The truth is that this final portion of the book strikes a minor note, not an intentional minor note which might still in the artistic sense be major, but a meaningless minor note which conveys the feeling that one has not quite arrived somewhere, that the story which opens brilliantly and carries on through a magnificent interlude ends with too little force and expressiveness.
At any rate the rest of the book has its excellencies. Like Mrs. Dalloway it is underlaid with Mrs. Woolf’s ironic feeling toward life, though here character is not pitted against manners, but against other character. Once again Mrs. Woolf makes use of her remarkable method of characterization, a method not based on observation or personal experience, but purely synthetic, purely creational. Clarissa Dalloway is a marvelous synthesis, and it is just for that reason that Mrs. Dalloway, which has been identified because of its modernity with the Ulysses school, differs from it in character fundamentals, for it is as objective as Ulysses is autobiographical and observational. There is nothing ‘photographic’ about Mrs. Woolf’s characters, here or in Mrs. Dalloway. Neither Clarissa nor Mrs. Ramsay has anything autobiographical about her; both are complete creations and both, for all their charm and graces, must suffer a little beneath the searchlight of Mrs. Woolf’s independently used mind and sense of irony.
In To the Lighthouse there is nobody who even approaches Clarissa Dalloway in completeness and memorability, but on a smaller and perhaps more persuasive scale Mrs. Ramsay achieves powerful reality. The other characters are not fully alive because they are not whole enough. Most of them are one-dimensional fragments that have been created with great insight but insufficient vitality. They have minds, moods, emotions–but they get all three through creative intellect. For passion Mrs. Woolf has no gift–her people never invade the field of elementary emotions: they are hardly animal at all.

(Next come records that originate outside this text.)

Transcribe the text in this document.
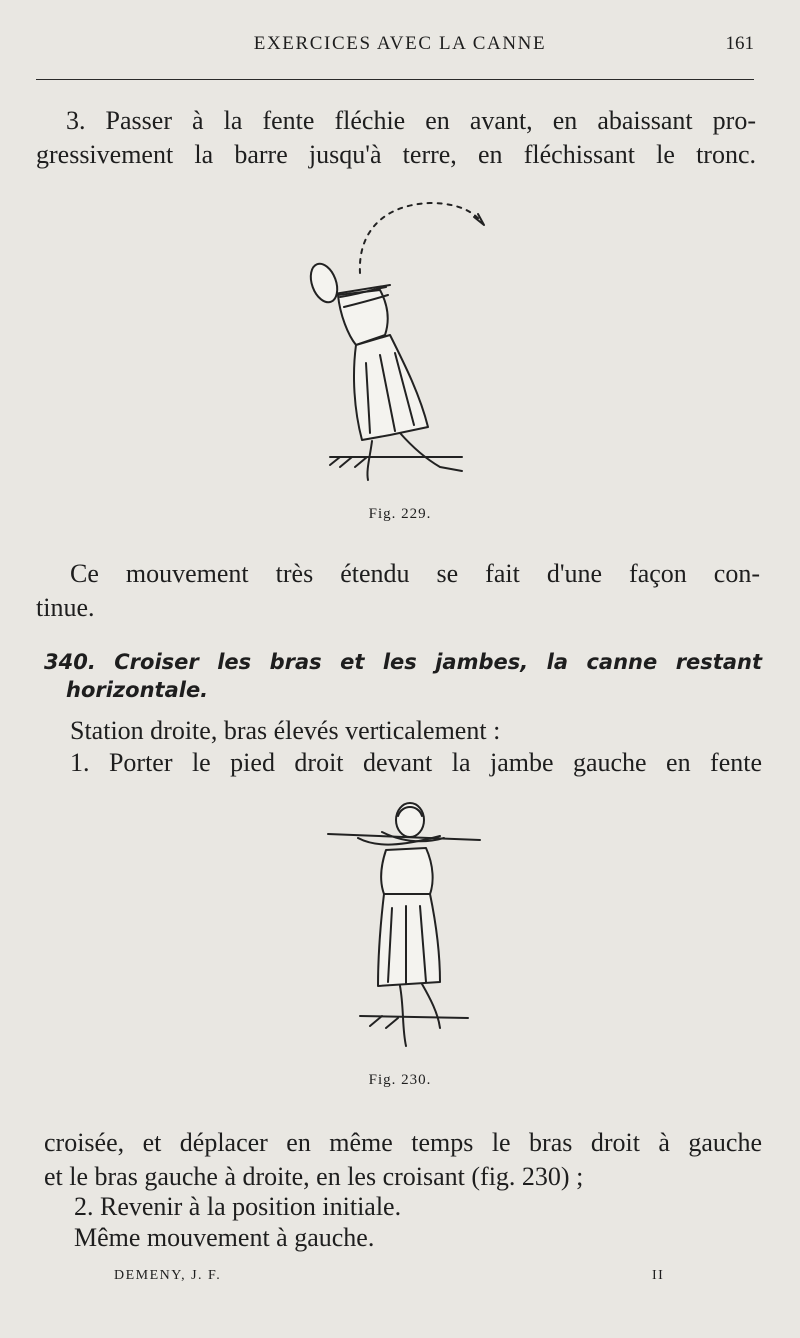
EXERCICES AVEC LA CANNE	161
3. Passer à la fente fléchie en avant, en abaissant pro-
gressivement la barre jusqu'à terre, en fléchissant le tronc.
Fig. 229.
Ce mouvement très étendu se fait d'une façon con-
tinue.
340. Croiser les bras et les jambes, la canne restant
horizontale.
Station droite, bras élevés verticalement :
1. Porter le pied droit devant la jambe gauche en fente
Fig. 230.
croisée, et déplacer en même temps le bras droit à gauche
et le bras gauche à droite, en les croisant (fig. 230) ;
2. Revenir à la position initiale.
Même mouvement à gauche.
DEMENY, J. F.	II
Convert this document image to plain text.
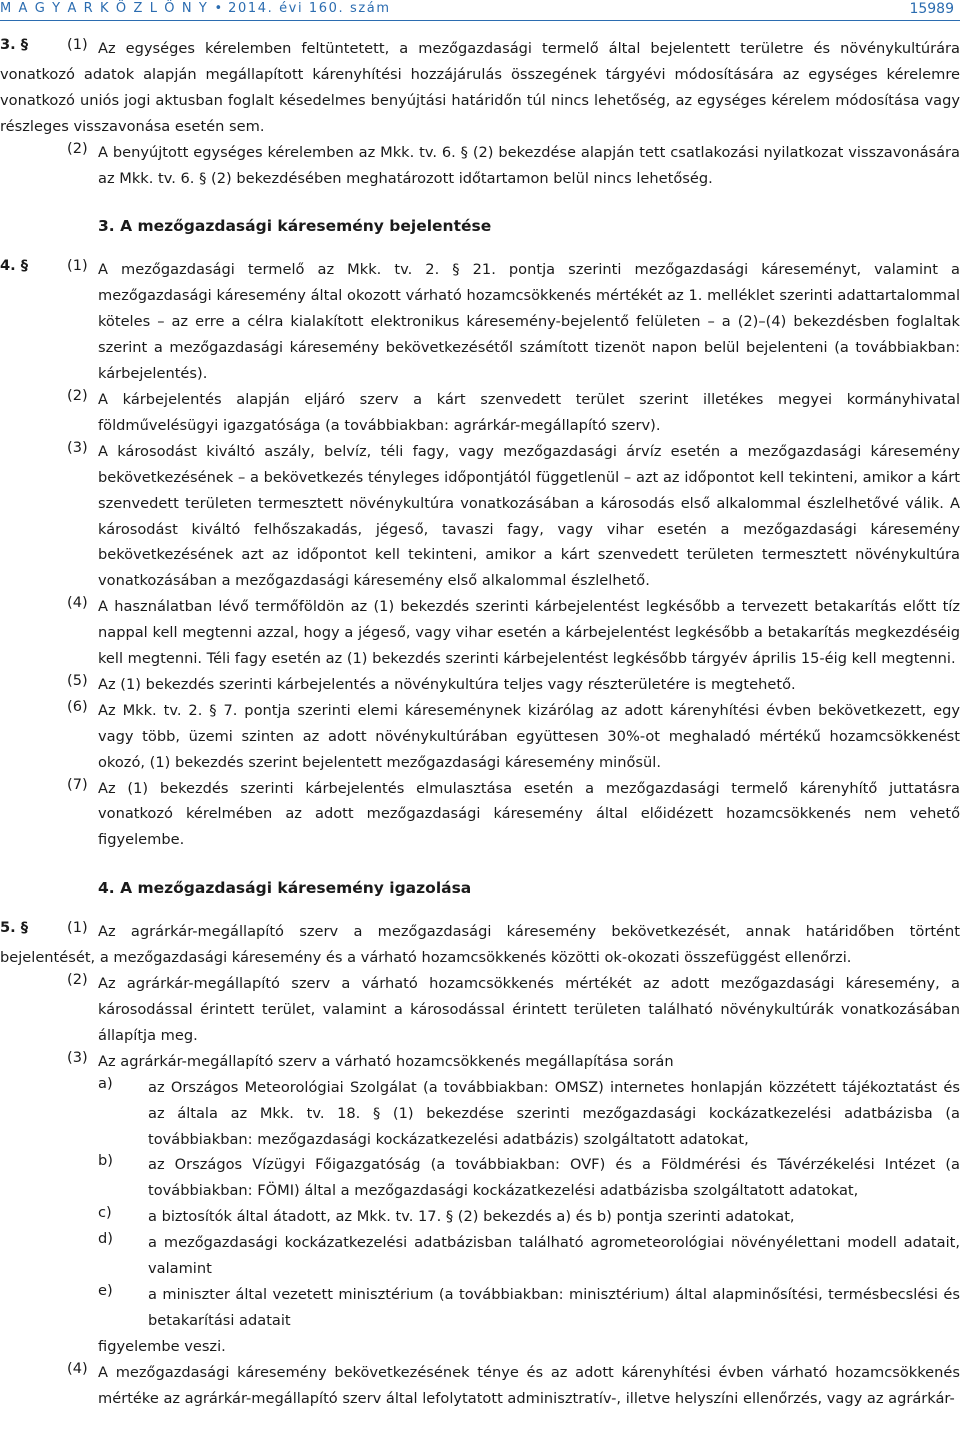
M A G Y A R K Ö Z L Ö N Y • 2014. évi 160. szám	15989
3. §	(1) Az egységes kérelemben feltüntetett, a mezőgazdasági termelő által bejelentett területre és növénykultúrára vonatkozó adatok alapján megállapított kárenyhítési hozzájárulás összegének tárgyévi módosítására az egységes kérelemre vonatkozó uniós jogi aktusban foglalt késedelmes benyújtási határidőn túl nincs lehetőség, az egységes kérelem módosítása vagy részleges visszavonása esetén sem.
(2) A benyújtott egységes kérelemben az Mkk. tv. 6. § (2) bekezdése alapján tett csatlakozási nyilatkozat visszavonására az Mkk. tv. 6. § (2) bekezdésében meghatározott időtartamon belül nincs lehetőség.
3. A mezőgazdasági káresemény bejelentése
4. §	(1) A mezőgazdasági termelő az Mkk. tv. 2. § 21. pontja szerinti mezőgazdasági káreseményt, valamint a mezőgazdasági káresemény által okozott várható hozamcsökkenés mértékét az 1. melléklet szerinti adattartalommal köteles – az erre a célra kialakított elektronikus káresemény-bejelentő felületen – a (2)–(4) bekezdésben foglaltak szerint a mezőgazdasági káresemény bekövetkezésétől számított tizenöt napon belül bejelenteni (a továbbiakban: kárbejelentés).
(2) A kárbejelentés alapján eljáró szerv a kárt szenvedett terület szerint illetékes megyei kormányhivatal földművelésügyi igazgatósága (a továbbiakban: agrárkár-megállapító szerv).
(3) A károsodást kiváltó aszály, belvíz, téli fagy, vagy mezőgazdasági árvíz esetén a mezőgazdasági káresemény bekövetkezésének – a bekövetkezés tényleges időpontjától függetlenül – azt az időpontot kell tekinteni, amikor a kárt szenvedett területen termesztett növénykultúra vonatkozásában a károsodás első alkalommal észlelhetővé válik. A károsodást kiváltó felhőszakadás, jégeső, tavaszi fagy, vagy vihar esetén a mezőgazdasági káresemény bekövetkezésének azt az időpontot kell tekinteni, amikor a kárt szenvedett területen termesztett növénykultúra vonatkozásában a mezőgazdasági káresemény első alkalommal észlelhető.
(4) A használatban lévő termőföldön az (1) bekezdés szerinti kárbejelentést legkésőbb a tervezett betakarítás előtt tíz nappal kell megtenni azzal, hogy a jégeső, vagy vihar esetén a kárbejelentést legkésőbb a betakarítás megkezdéséig kell megtenni. Téli fagy esetén az (1) bekezdés szerinti kárbejelentést legkésőbb tárgyév április 15-éig kell megtenni.
(5) Az (1) bekezdés szerinti kárbejelentés a növénykultúra teljes vagy részterületére is megtehető.
(6) Az Mkk. tv. 2. § 7. pontja szerinti elemi káreseménynek kizárólag az adott kárenyhítési évben bekövetkezett, egy vagy több, üzemi szinten az adott növénykultúrában együttesen 30%-ot meghaladó mértékű hozamcsökkenést okozó, (1) bekezdés szerint bejelentett mezőgazdasági káresemény minősül.
(7) Az (1) bekezdés szerinti kárbejelentés elmulasztása esetén a mezőgazdasági termelő kárenyhítő juttatásra vonatkozó kérelmében az adott mezőgazdasági káresemény által előidézett hozamcsökkenés nem vehető figyelembe.
4. A mezőgazdasági káresemény igazolása
5. §	(1) Az agrárkár-megállapító szerv a mezőgazdasági káresemény bekövetkezését, annak határidőben történt bejelentését, a mezőgazdasági káresemény és a várható hozamcsökkenés közötti ok-okozati összefüggést ellenőrzi.
(2) Az agrárkár-megállapító szerv a várható hozamcsökkenés mértékét az adott mezőgazdasági káresemény, a károsodással érintett terület, valamint a károsodással érintett területen található növénykultúrák vonatkozásában állapítja meg.
(3) Az agrárkár-megállapító szerv a várható hozamcsökkenés megállapítása során
a)	az Országos Meteorológiai Szolgálat (a továbbiakban: OMSZ) internetes honlapján közzétett tájékoztatást és az általa az Mkk. tv. 18. § (1) bekezdése szerinti mezőgazdasági kockázatkezelési adatbázisba (a továbbiakban: mezőgazdasági kockázatkezelési adatbázis) szolgáltatott adatokat,
b)	az Országos Vízügyi Főigazgatóság (a továbbiakban: OVF) és a Földmérési és Távérzékelési Intézet (a továbbiakban: FÖMI) által a mezőgazdasági kockázatkezelési adatbázisba szolgáltatott adatokat,
c)	a biztosítók által átadott, az Mkk. tv. 17. § (2) bekezdés a) és b) pontja szerinti adatokat,
d)	a mezőgazdasági kockázatkezelési adatbázisban található agrometeorológiai növényélettani modell adatait, valamint
e)	a miniszter által vezetett minisztérium (a továbbiakban: minisztérium) által alapminősítési, termésbecslési és betakarítási adatait
figyelembe veszi.
(4) A mezőgazdasági káresemény bekövetkezésének ténye és az adott kárenyhítési évben várható hozamcsökkenés mértéke az agrárkár-megállapító szerv által lefolytatott adminisztratív-, illetve helyszíni ellenőrzés, vagy az agrárkár-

“To the Lighthouse has not the formal perfection, the cohesiveness, the intense vividness of characterization that belong to Mrs. Dalloway. It has particles of failure in it. It is inferior to Mrs. Dalloway in the degree to which its aims are achieved; it is superior in the magnitude of the aims themselves. For in its portrayal of life that is less orderly, more complex and so much doomed to frustration, it strikes a more important note, and it gives us an interlude of vision that must stand at the head of all Virginia Woolf’s work.”